Callamard, Macaristan’ın tekrar de memleketler arası sorumlulukları olduğunu belirterek, “Bu karar, Macaristan’ın Netanyahu’yu yakalamak ve mahkemeye teslim etme sorumluluğu bulunduğunu değiştirmez. Rastgele bir çekilme kararı bir yıl içinde yürürlüğe girer ve bu durum Macaristan’ı milletlerarası tüzel yükümlülüklerinden uzaklaştırmamalı.” açıklamasında bulundu.
Avrupa Birliği (AB) kurumları ve taraf ülkelerin UCM kararlarını dikkate almayan Macaristan’a karşı güçlü bir tavır sergilemesi gerektiğinin de altını çizen Callamard, Macaristan’ın UCM kararlarına karşı duruşunun birliği de zayıflatacağını öne sürdü.
Callamard, “AB ve UCM’ye taraf tüm ülkeler derhal Macaristan’ı Netanyahu’yu gözaltına almaya ve mahkemeye teslim etmeye çağırmalı. Bu ziyaretin temsil ettiği formda memleketler arası adalete yönelik tehditlere karşı mahkemeyi savunmayı taahhüt etmelidir.” tabirlerini kullandı.

Filistin Halk Kurtuluş Cephesi (FHKC), Macar hükümetinin Milletlerarası Ceza Mahkemesinin (UCM) hakkında tutuklama kararı çıkardığı İsrail Başbakanı Binyamin Netanyahu’yu ülkeye kabul etmesini kınayarak bunun “Macaristan’ın alnında bir utanç lekesi olduğunu” belirtti.

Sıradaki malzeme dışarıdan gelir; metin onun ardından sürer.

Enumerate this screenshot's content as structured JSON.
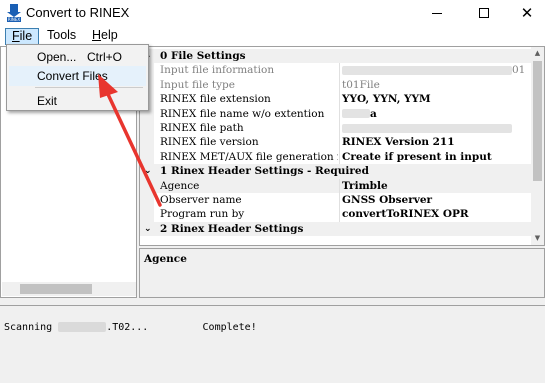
{
  "window": {
    "title": "Convert to RINEX",
    "icon_tag": "RINEX",
    "icon": "rinex-app-icon",
    "controls": {
      "minimize": "minimize-icon",
      "maximize": "maximize-icon",
      "close": "close-icon",
      "close_glyph": "✕"
    }
  },
  "menubar": {
    "file": {
      "label_underline": "F",
      "label_rest": "ile"
    },
    "tools": {
      "label": "Tools"
    },
    "help": {
      "label_underline": "H",
      "label_rest": "elp"
    }
  },
  "file_menu": {
    "open_label": "Open...",
    "open_shortcut": "Ctrl+O",
    "convert_label": "Convert Files",
    "exit_label": "Exit"
  },
  "properties": {
    "categories": [
      {
        "toggle": "⌄",
        "label": "0 File Settings"
      },
      {
        "toggle": "⌄",
        "label": "1 Rinex Header Settings - Required"
      },
      {
        "toggle": "⌄",
        "label": "2 Rinex Header Settings"
      }
    ],
    "rows": [
      {
        "name": "Input file information",
        "value": "",
        "value_tail": "01"
      },
      {
        "name": "Input file type",
        "value": "t01File"
      },
      {
        "name": "RINEX file extension",
        "value": "YYO, YYN, YYM"
      },
      {
        "name": "RINEX file name w/o extention",
        "value": "",
        "value_tail": "a"
      },
      {
        "name": "RINEX file path",
        "value": ""
      },
      {
        "name": "RINEX file version",
        "value": "RINEX Version 211"
      },
      {
        "name": "RINEX MET/AUX file generation rule",
        "value": "Create if present in input"
      },
      {
        "name": "Agence",
        "value": "Trimble"
      },
      {
        "name": "Observer name",
        "value": "GNSS Observer"
      },
      {
        "name": "Program run by",
        "value": "convertToRINEX OPR"
      }
    ],
    "scroll_up": "▲",
    "scroll_down": "▼"
  },
  "description": {
    "title": "Agence"
  },
  "log": {
    "prefix": "Scanning ",
    "suffix": ".T02...",
    "status": "Complete!"
  },
  "colors": {
    "annotation_arrow": "#e8352e",
    "menu_highlight": "#cce8ff",
    "menu_border": "#3c7fb1"
  }
}
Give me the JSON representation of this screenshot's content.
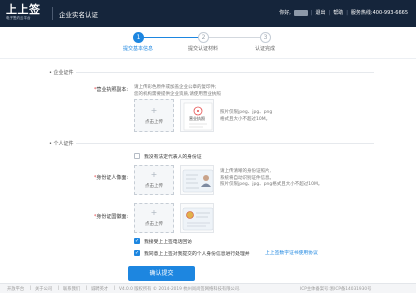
{
  "header": {
    "logo_text": "上上签",
    "logo_sub": "电子签约云平台",
    "page_title": "企业实名认证",
    "greeting": "你好,",
    "link_account": "退出",
    "link_help": "帮助",
    "service_hotline": "服务热线:400-993-6665"
  },
  "steps": [
    {
      "num": "1",
      "label": "提交基本信息",
      "active": true
    },
    {
      "num": "2",
      "label": "提交认证材料",
      "active": false
    },
    {
      "num": "3",
      "label": "认证完成",
      "active": false
    }
  ],
  "enterprise_section": {
    "title": "企业证件",
    "license_label": "营业执照副本:",
    "license_hint_lines": [
      "请上传彩色原件或加盖企业公章的复印件;",
      "您的机构需要提供企业资质,请使用营业执照"
    ],
    "upload_label": "点击上传",
    "sample_stamp_text": "营业执照",
    "format_hint_lines": [
      "照片仅限jpeg、jpg、png",
      "格式且大小不超过10M。"
    ]
  },
  "personal_section": {
    "title": "个人证件",
    "no_id_checkbox_label": "我没有法定代表人的身份证",
    "id_front_label": "身份证人像面:",
    "id_back_label": "身份证国徽面:",
    "upload_label": "点击上传",
    "id_hint_lines": [
      "请上传清晰的身份证照片,",
      "系统将自动识别证件信息。",
      "照片仅限jpeg、jpg、png格式且大小不超过10M。"
    ]
  },
  "agreements": {
    "check1": "我接受上上签电话回访",
    "check2_prefix": "我同意上上签对我提交的个人身份信息进行处理并",
    "check2_link": "上上签数字证书使用协议"
  },
  "submit_label": "确认提交",
  "footer": {
    "links": [
      "开放平台",
      "关于公司",
      "联系我们",
      "诚聘英才"
    ],
    "version": "V4.0.0 版权所有 © 2014-2019 杭州尚尚签网络科技有限公司.",
    "icp": "ICP主体备案号:浙ICP备14031930号"
  }
}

FHKC’den yapılan yazılı açıklamada, UCM’nin tutuklama kararına karşın Macaristan’a resmi ziyarette bulunan Netanyahu’nun Budapeşte’de Macar mevkidaşı Viktor Orban ile bir ortaya gelmesine reaksiyon gösterildi.
Bu adımın “Macaristan’ı yöneten Siyonist yanlısı rejimin tabiatını ve Filistin halkına karşı işlenen Siyonist akın ve cürümlere tam dayanağını teyit ettiği” kaydedildi.
UCM’nin tutuklama kararına karşın Macar hükümetinin Netanyahu’yu ülkeye kabul etmesinin kınandığı tabir edildi ve bunun “Macaristan’ın alnında bir utanç lekesi olduğu” vurgulandı.
Macaristan’ın UCM’den çekilme kararının “Siyonist buyruklara boyun eğdiğinin ve Gazze’de çocukların, bayanların, temiz sivillerin öldürülmesi başta olmak üzere soykırım cürümlerinin örtbas edilmesine fiilen katıldığının bir öbür delili olduğu” kaydedildi.
Açıklamada ayrıyeten Macaristan’daki tüm özgür insanlara, “ülkelerinin egemenliğini dar çıkarlar ve dünyadaki savaş suçlularının menfaatleri uğruna satan hükümetlerine karşı ayaklanmaları” daveti yapıldı.